Kenya’s Bamburi Cement sees major growth in H1
A boom in construction and foreign exchange gains has helped Bamburi Cement’s net profit almost double for the six months to June. The cement manufacturer reported an 86% leap in net profits to Sh3 billion, with the management projecting an even better second half.
The company, which is controlled by France’s Lafarge, attributed the strong performance to growth in demand in its two main markets, Uganda and Kenya, cost cutting and gains in its dollar-based liquid assets due to weakening of the Ugandan and Kenyan currencies.
“We are optimistic that the business environment will remain stable in the second half of the year,” said MD Bruno Pescheux.
Pescheux said the sustained activity in the construction sector including the mega infrastructure projects like the Standard Gauge Railway, had boosted demand for cement. Bamburi has supplied more than half of the cement needs of the SGR so far.

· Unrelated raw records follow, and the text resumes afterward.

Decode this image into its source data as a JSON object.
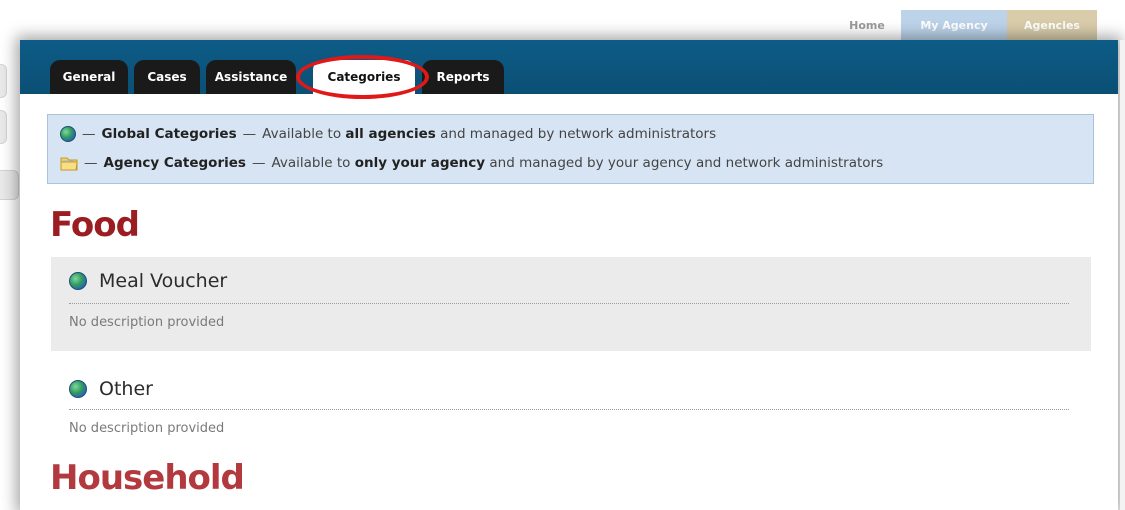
{
  "top_nav": {
    "home": "Home",
    "my_agency": "My Agency",
    "agencies": "Agencies"
  },
  "tabs": [
    {
      "label": "General",
      "active": false
    },
    {
      "label": "Cases",
      "active": false
    },
    {
      "label": "Assistance",
      "active": false
    },
    {
      "label": "Categories",
      "active": true
    },
    {
      "label": "Reports",
      "active": false
    }
  ],
  "legend": {
    "global": {
      "name": "Global Categories",
      "dash": "—",
      "text_pre": "Available to ",
      "emphasis": "all agencies",
      "text_post": " and managed by network administrators"
    },
    "agency": {
      "name": "Agency Categories",
      "dash": "—",
      "text_pre": "Available to ",
      "emphasis": "only your agency",
      "text_post": " and managed by your agency and network administrators"
    }
  },
  "categories": [
    {
      "title": "Food",
      "items": [
        {
          "name": "Meal Voucher",
          "description": "No description provided",
          "icon": "globe-icon"
        },
        {
          "name": "Other",
          "description": "No description provided",
          "icon": "globe-icon"
        }
      ]
    },
    {
      "title": "Household",
      "items": []
    }
  ],
  "colors": {
    "header_blue": "#0d5c87",
    "category_title": "#9b1d21",
    "legend_bg": "#d7e4f3",
    "highlight": "#e01818"
  }
}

The group turnover increased to Sh19.3 billion from Sh17.3 billion as a result of improved market conditions in both Kenya and Uganda following strong growth in the infrastructure and contractor segments, stable macro-economic indicators in both countries and strong Inland Africa export markets, the firm said.
“The outlook for the rest of 2015 is positive, with projected and continued growth in all East African economies, underpinned by a robust construction industry,” Pescheux said.